PVC remains the dominant material in production. The high-density polyethylene push is a parallel development, not a replacement, and the company acknowledges that raw material price increases have made it harder to position HDPE as the cheaper option it once was. Some greenhouse constructors have begun requesting the switch; others remain committed to PVC. "PVC has a Vicat softening point around 70 to 75 degrees Celsius," says Fabrizio. "Once it reaches that threshold, it loses mechanical consistency and can slide out of its seat."
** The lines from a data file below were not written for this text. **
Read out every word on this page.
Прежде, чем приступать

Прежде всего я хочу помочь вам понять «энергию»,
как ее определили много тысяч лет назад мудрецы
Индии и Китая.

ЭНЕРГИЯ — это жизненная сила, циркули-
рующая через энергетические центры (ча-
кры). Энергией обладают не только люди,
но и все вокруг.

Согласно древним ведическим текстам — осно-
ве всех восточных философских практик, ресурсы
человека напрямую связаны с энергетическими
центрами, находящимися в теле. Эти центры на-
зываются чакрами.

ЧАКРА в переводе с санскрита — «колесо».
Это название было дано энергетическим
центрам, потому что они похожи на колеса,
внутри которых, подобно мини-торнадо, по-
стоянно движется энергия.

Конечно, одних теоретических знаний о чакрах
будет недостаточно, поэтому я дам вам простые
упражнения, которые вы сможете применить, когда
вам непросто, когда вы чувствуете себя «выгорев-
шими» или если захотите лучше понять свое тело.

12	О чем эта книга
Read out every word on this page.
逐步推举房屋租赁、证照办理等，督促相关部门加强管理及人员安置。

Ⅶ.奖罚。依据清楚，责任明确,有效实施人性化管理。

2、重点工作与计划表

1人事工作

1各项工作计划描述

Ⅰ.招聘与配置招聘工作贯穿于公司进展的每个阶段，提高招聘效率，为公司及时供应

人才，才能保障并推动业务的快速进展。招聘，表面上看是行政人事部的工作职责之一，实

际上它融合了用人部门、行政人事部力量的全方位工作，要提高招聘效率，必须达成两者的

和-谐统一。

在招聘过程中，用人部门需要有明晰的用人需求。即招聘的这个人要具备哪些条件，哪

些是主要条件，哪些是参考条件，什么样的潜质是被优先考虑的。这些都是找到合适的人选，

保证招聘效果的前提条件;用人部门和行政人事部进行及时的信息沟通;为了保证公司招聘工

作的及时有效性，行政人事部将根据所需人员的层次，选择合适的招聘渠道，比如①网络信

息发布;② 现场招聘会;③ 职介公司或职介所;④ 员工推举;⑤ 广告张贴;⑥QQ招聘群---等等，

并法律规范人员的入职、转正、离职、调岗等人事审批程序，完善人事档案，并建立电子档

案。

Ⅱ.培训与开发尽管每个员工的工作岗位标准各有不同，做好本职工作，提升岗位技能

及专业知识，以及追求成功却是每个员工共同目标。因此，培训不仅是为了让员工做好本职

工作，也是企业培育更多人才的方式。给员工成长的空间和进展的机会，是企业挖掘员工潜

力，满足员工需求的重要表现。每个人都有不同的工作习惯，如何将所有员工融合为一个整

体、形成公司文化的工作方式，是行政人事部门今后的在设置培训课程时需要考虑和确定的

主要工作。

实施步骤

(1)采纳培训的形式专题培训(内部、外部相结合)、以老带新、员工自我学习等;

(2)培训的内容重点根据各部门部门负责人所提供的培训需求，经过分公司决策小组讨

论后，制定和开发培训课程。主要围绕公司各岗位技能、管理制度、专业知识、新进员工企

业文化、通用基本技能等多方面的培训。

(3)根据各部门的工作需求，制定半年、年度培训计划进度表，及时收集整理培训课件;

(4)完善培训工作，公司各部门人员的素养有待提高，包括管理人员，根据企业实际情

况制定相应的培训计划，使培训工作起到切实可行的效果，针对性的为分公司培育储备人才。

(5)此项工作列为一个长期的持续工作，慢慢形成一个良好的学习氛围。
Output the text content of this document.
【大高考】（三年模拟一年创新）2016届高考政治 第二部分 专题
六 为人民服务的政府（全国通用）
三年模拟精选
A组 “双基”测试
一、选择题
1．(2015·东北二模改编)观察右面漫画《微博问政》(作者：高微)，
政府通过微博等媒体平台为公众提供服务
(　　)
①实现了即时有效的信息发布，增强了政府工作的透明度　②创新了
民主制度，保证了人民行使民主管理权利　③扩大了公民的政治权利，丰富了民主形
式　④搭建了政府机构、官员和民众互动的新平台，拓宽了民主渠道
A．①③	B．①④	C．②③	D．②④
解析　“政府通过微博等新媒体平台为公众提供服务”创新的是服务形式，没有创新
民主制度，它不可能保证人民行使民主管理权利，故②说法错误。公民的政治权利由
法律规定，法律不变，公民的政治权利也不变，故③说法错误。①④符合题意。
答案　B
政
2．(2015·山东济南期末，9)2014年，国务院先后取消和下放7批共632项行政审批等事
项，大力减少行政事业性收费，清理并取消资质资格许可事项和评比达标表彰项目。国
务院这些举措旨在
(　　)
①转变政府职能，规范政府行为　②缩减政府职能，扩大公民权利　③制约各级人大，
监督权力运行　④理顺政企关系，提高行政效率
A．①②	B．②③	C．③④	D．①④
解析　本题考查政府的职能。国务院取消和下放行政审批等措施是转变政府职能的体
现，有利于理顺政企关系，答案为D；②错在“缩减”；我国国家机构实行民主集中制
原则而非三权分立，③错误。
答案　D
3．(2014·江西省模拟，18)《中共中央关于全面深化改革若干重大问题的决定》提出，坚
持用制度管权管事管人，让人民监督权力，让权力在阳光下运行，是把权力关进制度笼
High-density polyethylene does not reach its softening point until past 100 degrees Celsius, which is crucial in markets where summer temperatures inside closed greenhouse structures push well beyond PVC's ceiling, particularly during inter-crop cleaning cycles when ventilation is off and passive cooling is absent. "In countries where temperatures climb high, polyethylene becomes the interesting choice. Especially if there is a cleaning cycle, a period without cultivation, without cooling. That is when the profile is most at risk ," Fabrizio explains.

The recyclability aspect runs separately from the thermal one. PVC is recyclable but the process is more complex than polyethylene, which is chemically stable and does not polymerize over time. PVC profiles contain stabilizers and impact modifiers that degrade as the material ages. European manufacturers have eliminated lead-based stabilizers, a standard that does not apply in every market. "Outside Europe, those issues are not seen as problems," Bruno says. "But if you are installing profiles that come from those latitudes, the lead-based stabilizer question is still there."

On top of its standard product range, RECAR offers co-development services for greenhouse builders working on new clamping profiles, testing compatibility between custom dies and standard components before committing to production runs.